Brainport Launches New Plan for Attraction and Retention of International Talent
Brainport Launches New Plan for Attraction and Retention of International Talenthttps://www.wittenborg.eu/brainport-launches-new-plan-attraction-and-retention-international-talent.htm
Wittenborg CEO Maggie Feng Praises Initiative and Highlights the Importance of Internationalisation
An innovative and sophisticated initiative aimed at attracting and retaining international talent in the Brainport region of the Netherlands was officially launched on 7 November at Brainport Eindhoven. Wittenborg CEO Maggie Feng had the opportunity to attend the launch, together with other seasoned professionals of the education and business sectors, as well as government representatives and entrepreneurs.
Titled ‘Regional Vision on International Talent’, the strategic plan is focused on developing a solid regional vision that enables stakeholders from multiple sectors to join forces and tackle the challenges regarding internationalisation. The strategy is primarily targeted to the attraction and retention of IT and tech professionals at all levels, from vocational to PhD. It consists of four main stakeholder groups: governments, educational institutions, employers and internationals themselves.
During the presentation of the plan, it was highlighted that the Netherlands faces critical issues such as the significant aging of its population and the energy transition to sustainable sources. The Brainport region, in the south of the country, is a leading technological hotspot where new solutions are being developed, but the demand for international talent is increasing.

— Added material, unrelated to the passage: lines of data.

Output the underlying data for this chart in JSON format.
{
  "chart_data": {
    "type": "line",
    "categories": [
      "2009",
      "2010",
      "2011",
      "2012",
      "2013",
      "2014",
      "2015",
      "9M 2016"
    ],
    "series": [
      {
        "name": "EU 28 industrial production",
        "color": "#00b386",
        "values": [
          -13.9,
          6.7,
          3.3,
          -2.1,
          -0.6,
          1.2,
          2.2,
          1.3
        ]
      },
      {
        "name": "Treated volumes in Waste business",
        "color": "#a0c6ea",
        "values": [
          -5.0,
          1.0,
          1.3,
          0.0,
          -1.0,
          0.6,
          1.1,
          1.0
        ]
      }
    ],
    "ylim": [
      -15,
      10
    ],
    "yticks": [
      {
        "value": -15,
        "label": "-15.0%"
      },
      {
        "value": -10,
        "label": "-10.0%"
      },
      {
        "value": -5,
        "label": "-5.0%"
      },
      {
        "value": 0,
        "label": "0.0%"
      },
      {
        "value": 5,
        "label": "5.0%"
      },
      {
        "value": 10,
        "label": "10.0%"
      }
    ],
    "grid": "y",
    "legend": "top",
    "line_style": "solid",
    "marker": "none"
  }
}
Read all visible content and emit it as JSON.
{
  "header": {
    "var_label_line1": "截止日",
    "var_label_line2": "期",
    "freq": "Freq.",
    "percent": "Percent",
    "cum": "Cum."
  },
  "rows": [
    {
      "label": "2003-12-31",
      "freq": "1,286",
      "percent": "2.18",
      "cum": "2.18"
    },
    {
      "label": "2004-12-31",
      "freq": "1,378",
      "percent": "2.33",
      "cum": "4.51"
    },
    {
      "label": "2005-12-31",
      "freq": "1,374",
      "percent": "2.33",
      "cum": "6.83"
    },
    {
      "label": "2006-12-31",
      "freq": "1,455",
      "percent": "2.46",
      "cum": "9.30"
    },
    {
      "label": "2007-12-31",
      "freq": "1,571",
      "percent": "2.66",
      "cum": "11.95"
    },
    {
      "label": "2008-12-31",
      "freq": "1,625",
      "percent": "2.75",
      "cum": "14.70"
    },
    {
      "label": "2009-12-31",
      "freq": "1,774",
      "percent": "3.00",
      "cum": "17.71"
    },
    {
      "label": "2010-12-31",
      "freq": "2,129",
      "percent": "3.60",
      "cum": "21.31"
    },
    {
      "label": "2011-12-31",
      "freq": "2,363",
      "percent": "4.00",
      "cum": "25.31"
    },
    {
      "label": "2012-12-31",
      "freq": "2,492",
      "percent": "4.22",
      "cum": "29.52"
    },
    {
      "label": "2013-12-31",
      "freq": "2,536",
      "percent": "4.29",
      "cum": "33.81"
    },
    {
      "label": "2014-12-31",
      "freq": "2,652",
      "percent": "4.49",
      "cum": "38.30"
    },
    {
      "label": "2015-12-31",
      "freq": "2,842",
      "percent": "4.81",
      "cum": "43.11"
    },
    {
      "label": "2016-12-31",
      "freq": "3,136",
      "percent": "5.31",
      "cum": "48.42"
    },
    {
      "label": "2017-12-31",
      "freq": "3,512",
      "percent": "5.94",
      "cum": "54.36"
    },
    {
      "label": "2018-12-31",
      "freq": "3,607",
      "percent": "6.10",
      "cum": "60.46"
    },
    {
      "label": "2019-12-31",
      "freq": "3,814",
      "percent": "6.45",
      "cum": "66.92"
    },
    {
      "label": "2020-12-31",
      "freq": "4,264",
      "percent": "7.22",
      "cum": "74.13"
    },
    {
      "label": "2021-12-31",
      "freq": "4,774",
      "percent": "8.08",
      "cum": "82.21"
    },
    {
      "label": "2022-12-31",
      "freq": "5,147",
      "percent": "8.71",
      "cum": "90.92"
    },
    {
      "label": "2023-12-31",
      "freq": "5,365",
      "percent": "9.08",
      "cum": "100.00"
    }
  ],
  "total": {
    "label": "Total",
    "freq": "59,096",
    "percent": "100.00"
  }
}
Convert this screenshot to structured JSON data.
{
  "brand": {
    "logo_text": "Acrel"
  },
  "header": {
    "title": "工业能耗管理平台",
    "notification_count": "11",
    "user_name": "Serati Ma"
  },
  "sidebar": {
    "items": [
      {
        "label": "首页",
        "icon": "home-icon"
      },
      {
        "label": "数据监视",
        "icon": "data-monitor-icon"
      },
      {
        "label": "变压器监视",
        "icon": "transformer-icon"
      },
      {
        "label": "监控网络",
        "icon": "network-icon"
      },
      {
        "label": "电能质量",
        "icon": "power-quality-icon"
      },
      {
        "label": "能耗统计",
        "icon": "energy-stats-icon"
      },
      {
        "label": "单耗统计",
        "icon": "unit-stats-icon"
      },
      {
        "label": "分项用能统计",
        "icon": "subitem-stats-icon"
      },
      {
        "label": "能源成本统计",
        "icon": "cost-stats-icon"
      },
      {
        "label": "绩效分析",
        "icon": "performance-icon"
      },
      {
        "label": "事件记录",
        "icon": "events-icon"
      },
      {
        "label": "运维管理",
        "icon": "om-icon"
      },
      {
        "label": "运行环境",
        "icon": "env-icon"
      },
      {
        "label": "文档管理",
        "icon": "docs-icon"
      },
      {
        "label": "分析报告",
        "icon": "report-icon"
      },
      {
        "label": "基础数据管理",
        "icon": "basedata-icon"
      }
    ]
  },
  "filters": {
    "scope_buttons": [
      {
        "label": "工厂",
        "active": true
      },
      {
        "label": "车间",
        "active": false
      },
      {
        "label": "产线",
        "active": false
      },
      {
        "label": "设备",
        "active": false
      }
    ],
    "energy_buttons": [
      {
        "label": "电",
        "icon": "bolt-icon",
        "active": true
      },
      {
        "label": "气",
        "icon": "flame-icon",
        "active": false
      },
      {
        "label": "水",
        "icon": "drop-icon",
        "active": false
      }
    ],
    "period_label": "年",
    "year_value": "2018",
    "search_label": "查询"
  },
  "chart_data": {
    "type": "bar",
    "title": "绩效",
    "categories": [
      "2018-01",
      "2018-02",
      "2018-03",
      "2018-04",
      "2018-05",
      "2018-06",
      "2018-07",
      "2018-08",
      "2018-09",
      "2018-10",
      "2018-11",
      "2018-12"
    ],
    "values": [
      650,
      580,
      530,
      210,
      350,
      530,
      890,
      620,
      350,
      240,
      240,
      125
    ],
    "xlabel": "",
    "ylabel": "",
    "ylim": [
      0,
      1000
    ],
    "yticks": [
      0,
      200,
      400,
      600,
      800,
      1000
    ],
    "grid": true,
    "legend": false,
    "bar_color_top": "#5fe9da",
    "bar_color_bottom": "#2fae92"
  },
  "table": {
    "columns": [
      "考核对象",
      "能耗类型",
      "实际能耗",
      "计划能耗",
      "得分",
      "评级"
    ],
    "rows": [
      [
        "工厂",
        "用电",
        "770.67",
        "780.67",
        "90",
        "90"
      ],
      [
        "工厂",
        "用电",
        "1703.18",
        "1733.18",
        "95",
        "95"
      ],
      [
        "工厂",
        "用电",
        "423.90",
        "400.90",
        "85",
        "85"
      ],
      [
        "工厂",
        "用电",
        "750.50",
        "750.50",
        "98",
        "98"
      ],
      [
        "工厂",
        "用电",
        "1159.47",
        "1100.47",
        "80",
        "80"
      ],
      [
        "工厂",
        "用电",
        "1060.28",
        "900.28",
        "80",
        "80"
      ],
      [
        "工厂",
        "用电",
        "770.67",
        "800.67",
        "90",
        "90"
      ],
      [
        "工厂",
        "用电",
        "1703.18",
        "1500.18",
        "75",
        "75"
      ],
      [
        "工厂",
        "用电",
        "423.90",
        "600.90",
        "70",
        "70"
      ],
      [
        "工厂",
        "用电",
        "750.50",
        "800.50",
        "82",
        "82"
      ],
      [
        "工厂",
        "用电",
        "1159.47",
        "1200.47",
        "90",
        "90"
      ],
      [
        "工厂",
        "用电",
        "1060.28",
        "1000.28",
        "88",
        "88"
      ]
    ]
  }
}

In 2021, more than 48,000 migrant workers worked in Brainport, out of which 18,000 were knowledge workers. This represents more than 56% of all knowledge workers in the Brabant province. Additionally, the number of international students currently exceeds 5,000, which corresponds to an average annual growth of 8% since 2010. The stay rate for international students is highest for technical graduates (30-40%).
Nevertheless, although international talent is crucial for the region and for the country, stakeholders have identified bottlenecks to its attraction and retention. These include housing issues, pressure on social services and the political environment and sensitivity around migrant workers, among other factors.
the ‘Regional Vision on International Talent’ calls up for different
organisations and sectors to work toward the implementation of new
technology-market combinations for solving societal challenges.
Its priorities include providing innovative education for all pupils and students in Brainport and the establishment of a well-balanced labour market and instruments to support public-private ecosystems, as well as the fostering of an inclusive society that brings international and Dutch residents closer together. In addition to international students and professionals themselves, the strategy predicts measures aimed at promoting the onboarding and inclusion of their spouses and families.
Wittenborg CEO Maggie Feng praised the plan and pointed out that the collaboration between industry, the education sector and the government is crucial to attract more international talent to the Netherlands.
“The Netherlands has a high demand for highly-qualified professionals of different fields, which means that internationalisation is fundamental for the progress of the country. This can only be achieved through partnerships involving multiple players within the public and private sectors such as schools and universities, government agencies, start-ups and tech companies. At Wittenborg, internationalisation and diversity are two of our core values, and we have also implemented various bachelor’s and master’s specialisations in the fields of IT, technology and innovation. Moreover, we are happy to be involved in various initiatives by other organisations that share the same view, such as Brainport,” she said.